Выбрать главу

Блэры решили остановиться в городе Марракеш в юго-западной части Марокко, у подножия Атласских гор. Здесь был ровный теплый климат, годовая температура колебалась между 12 и 28 градусами. Марракеш славился парками, среди которых выделялись оливковая роща Менара и обнесенные оградой, но почти дикие сады Агдал. За городом простиралась обширная пальмовая роща. Правда, дешевый отель, номер в котором они заказали заранее, оказался отвратительным. Эйлин написала свекрови со смесью отвращения и иронии: «Я с борделями напрямую никогда не сталкивалась, но когда они предоставляют особые услуги, то, наверняка, именно в такой грязи и без удобств»{443}.

Пробыв в отеле первую ночь, Блэры на следующий день перебрались в удобное жилье на окраине Марракеша. Здесь они провели месяц, а затем переселились на виллу в нескольких километрах от города, в центре апельсиновой рощи. Новое место обитания было просторным, а главное — в чердачном помещении находилась комната со столом, которую Эрик мог использовать в качестве кабинета.

Однако существенного улучшения здоровья не произошло. Время от времени возобновлялись кашель и приступы слабости. Вдобавок питьевая вода была загрязнена, и это привело к желудочному расстройству, которым Эрик страдал в октябре — ноябре. К тому же супруги очень скоро обнаружили, что за приятными курортными видами скрывались нищета и отсталость местного населения, что крайне негативно воздействовало и на настроение, и даже на самочувствие писателя.

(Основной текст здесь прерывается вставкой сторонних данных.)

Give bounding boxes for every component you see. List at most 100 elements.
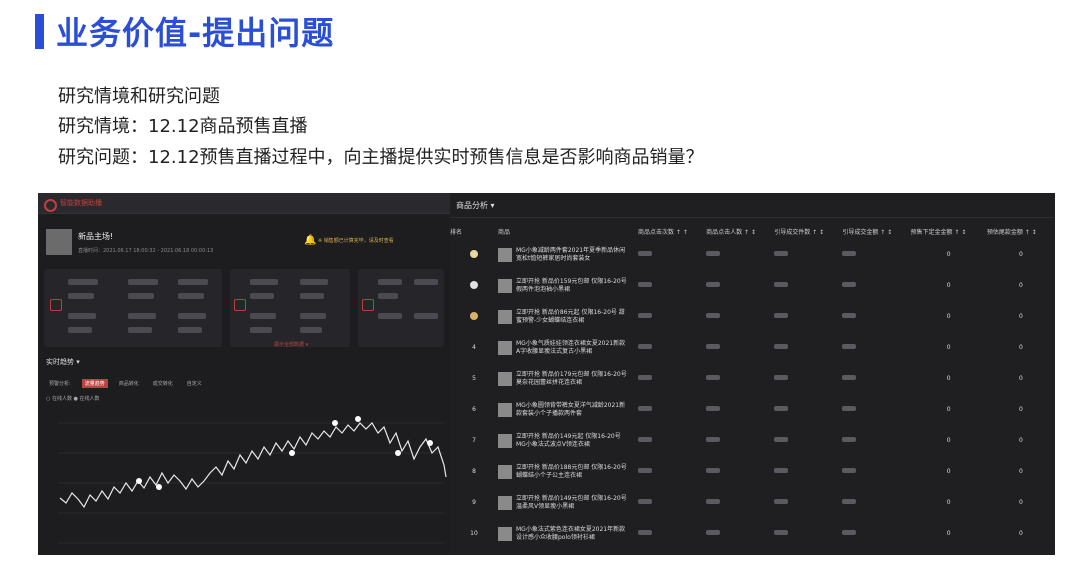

Эрик возобновил ведение дневника, прерванное после конфискации испанской тетради. Он записывал свои отнюдь не радостные впечатления, фиксировал, что местные арабы ухитряются жить на один шиллинг в день, обрабатывая крохотные сухие участки земли орудиями, которые «были устаревшими еще во времена Моисея». Его потрясли высокая смертность среди арабов и то, что хоронили их в крохотных могилах, напоминавших дыры{444}. Как-то во время обеда мимо ресторана, где было полно мух, прошла похоронная процессия, и мухи внезапно улетели, чтобы «попробовать вкус тела усопшего»{445}.

Диккенс

В Марокко Блэры продолжали привычные занятия — садоводство и уход за мелким скотом. Они даже купили дюжину кур-несушек, и Эрик исправно записывал, сколько яиц они получали ежедневно. Но главное — он возобновил интенсивную работу над темой, которую давно вынашивал. Он стал сводить воедино мысли и заметки о своем великом соотечественнике Диккенсе. В обширном эссе, написанном с глубокой любовью в основном в последние месяцы пребывания в Марракеше{446}, констатировалось, что самые различные политические и социальные силы пытались присвоить наследие писателя: марксисты считают Диккенса почти марксистом, объявляя его борцом за дело пролетариата, католики — почти католиком. Недаром оно начиналось словами: «Диккенс принадлежит к тем достойным писателям, которых стоит (и многие пытаются) прикарманить. Если вдуматься, даже его погребение в Вестминстерском аббатстве было своеобразной кражей… В отношении к Диккенсу английская публика всегда походила на слона, который удары палкой принимает за прелестное щекотанье»{447}. Оруэлл вспоминал, что как-то ему удалось познакомиться с книгой Крупской о Ленине, в которой она среди прочего рассказывала, что Владимир Ильич ушел с середины спектакля по Диккенсу из-за его «мещанской сентиментальности». Оруэлл же считал Диккенса ниспровергателем, радикалом, бунтарем, который обрушивался на социальные институты Великобритании «со свирепостью, на какую с тех пор не отваживался никто»; в то же время «Диккенсу удалось подвергнуть критике всех и никого не восстановить против себя». При всем радикализме Диккенса он не был революционным, а тем более пролетарским писателем, несмотря на фокусировку его художественного внимания на определенном социальном слое.

К десяти годам школьники уже напичканы Диккенсом по горло, отмечал Оруэлл. Это, однако, не означает, что знакомство с его произведениями следует как-то ограничить. Просто надо дать возможность детям без каких-либо дополнительных нравоучений искать и находить у Диккенса то, что им ближе всего. «Мне было, если не ошибаюсь, лет девять, когда я впервые прочел “Дэвида Копперфильда”. Душевный настрой первых же глав оказался для меня таким доступным, что по наивности я предположил, что они написаны ребенком{448}. Оруэллу были весьма близки места в произведениях Диккенса, где речь шла об издевательствах над детьми. «Духовная жестокость по отношению к ребенку возмущает писателя не меньше жестокости физической… школьные учителя у него, как правило, негодяи»{449}, — подмечал бывший учитель.